Native of Darfur, western Sudan, young Daoud (David) Hari spent his childhood learning the ways of his Zaghawa tribesmen, where he and his camel did all the things normal to life in the Sudan .
The children herded small goats and cattle in the wadis and small mountains outside the village. At night they played outside games together–too hot during the day. Anashel was a game where you search for a bone that someone has thrown into the air when your eyes are closed.
Daoud had a camel called Kelgi, that he loved like family. He describes his life like growing up anywhere, “except our families had camels instead of SUVs and the children rode donkeys instead of bicycles. Otherwise, it was chores and games and worrying about growing up and being respected, as it is everywhere.”
When helicopter gunships appeared over the villages in 2003, followed by attacking horsemen, raping and murdering citizens, and sacking villages, Daoud‘s family escaped. Sent north, he completed high school and eventually volunteered as a translator, guiding journalists in and out of enemy territory, rather than take up a gun and the violence of war.
Caught and imprisoned while assisting Paul, an American journalist, he thought he would most surely die. “I did not care too much,” he writes, “because I felt mostly dead anyway after the attack on my village and the death of many friends and family. But I felt responsible for Paul and Ali and I did not know what would happen to them.
“I had been in prisons before and I felt that if I died, it would be because I was doing something to help my people, and that was ok. But even in the prisons, I made friends with the guards because I know that everyone has some good in them and sometimes you just have help them get it out. I learned that, even in such places, people are people and there are opportunities for kindness and understanding.”
Imprisonment finally ended through negotiations by American Cabinet Member, Bill Richardson (now Gov. of N.M.)
Daoud, currently in America, writes in simple, straight forward language, eloquently human. He details his childhood, his imprisonments, his work with journalists, as well as experiences guiding, protecting, interviewing, even burying, the most vulnerable.

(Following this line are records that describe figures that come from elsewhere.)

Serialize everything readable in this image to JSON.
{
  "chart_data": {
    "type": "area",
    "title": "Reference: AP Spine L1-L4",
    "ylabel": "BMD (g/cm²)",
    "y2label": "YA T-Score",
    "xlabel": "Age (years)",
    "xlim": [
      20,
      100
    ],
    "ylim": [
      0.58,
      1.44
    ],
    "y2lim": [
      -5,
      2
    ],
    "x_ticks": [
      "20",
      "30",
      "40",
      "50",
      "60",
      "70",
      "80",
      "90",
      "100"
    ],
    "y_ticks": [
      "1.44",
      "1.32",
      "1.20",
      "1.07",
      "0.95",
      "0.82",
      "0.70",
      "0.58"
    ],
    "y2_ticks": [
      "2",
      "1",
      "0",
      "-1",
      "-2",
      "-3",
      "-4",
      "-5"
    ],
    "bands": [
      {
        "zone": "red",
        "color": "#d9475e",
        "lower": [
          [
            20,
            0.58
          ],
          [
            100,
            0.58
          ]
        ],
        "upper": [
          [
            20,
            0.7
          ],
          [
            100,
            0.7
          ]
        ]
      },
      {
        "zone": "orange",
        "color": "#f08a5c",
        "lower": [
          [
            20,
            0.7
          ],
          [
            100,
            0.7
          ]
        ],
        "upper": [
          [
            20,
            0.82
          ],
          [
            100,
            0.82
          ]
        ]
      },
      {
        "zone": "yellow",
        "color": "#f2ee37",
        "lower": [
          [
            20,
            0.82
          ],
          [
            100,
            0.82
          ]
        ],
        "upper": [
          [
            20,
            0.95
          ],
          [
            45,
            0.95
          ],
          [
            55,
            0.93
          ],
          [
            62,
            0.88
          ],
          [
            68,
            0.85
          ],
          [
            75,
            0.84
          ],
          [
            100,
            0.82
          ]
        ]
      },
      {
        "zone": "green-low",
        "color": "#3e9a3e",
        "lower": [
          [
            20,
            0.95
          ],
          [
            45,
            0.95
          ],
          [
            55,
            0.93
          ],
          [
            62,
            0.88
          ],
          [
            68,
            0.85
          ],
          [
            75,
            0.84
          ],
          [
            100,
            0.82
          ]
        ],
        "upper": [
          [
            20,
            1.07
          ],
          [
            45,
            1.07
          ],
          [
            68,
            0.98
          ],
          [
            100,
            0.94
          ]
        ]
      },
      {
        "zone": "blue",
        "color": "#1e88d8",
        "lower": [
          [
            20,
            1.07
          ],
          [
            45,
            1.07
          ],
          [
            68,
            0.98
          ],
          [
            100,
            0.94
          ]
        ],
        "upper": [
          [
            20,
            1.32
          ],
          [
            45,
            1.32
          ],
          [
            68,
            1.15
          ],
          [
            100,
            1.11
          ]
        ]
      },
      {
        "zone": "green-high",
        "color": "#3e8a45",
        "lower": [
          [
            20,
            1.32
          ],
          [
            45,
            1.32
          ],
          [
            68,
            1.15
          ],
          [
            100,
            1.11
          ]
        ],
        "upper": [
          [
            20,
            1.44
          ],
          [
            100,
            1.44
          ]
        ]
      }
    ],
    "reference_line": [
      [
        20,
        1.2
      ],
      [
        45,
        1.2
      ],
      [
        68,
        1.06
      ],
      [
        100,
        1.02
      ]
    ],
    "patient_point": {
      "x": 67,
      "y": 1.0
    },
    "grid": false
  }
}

Parts of the book were grueling to read--the inhumanity, suffering and vulnerability. One father he interviewed had to watch his young daughter lifted up on the blade of a bayonet, crying “Abba! Abba! Then he lifted up his gun, with my daughter on it, with blood from her body pouring down all over him. He danced around with her in the air and shouted to his friends, ‘Look, see how fierce I am,‘ and the chanted back to him . . .
“It took a long time for her to die,“ he continued, “ her blood coming down so fresh and red on this--what was he? A man? A devil? He was painted red with my little girl’s blood and he was dancing. What was he?“
Daoud concludes, “This man had seen evil and didn’t know what to do with the sight of it. He was looking for an answer to what it was, and why his little daughter deserved this. Then, after taking some time to cry without talking, he told me he no longer knew who he was.. . .“
With Daoud’s village gone, 2.5 million people displaced from Darfur, more than 240,000 are in refugee camps in Chad, many areas have been cleared of Darfuris. This young man has seen humanity at its finest and its worst. He risked his life to do in Chad and in Darfur what he could to share his tragedy with the world. “One day,” he says, “I hope to go home to Darfur and to help my people rebuild our communities once there is peace.”
May we all work toward peace in our war-torn, grief-stricken world. I did finish reading the book and found the reading quite worthwhile. Reading the Universal Declaration of Human Rights in Appendix 2 is worth the price of the book. I do recommend it.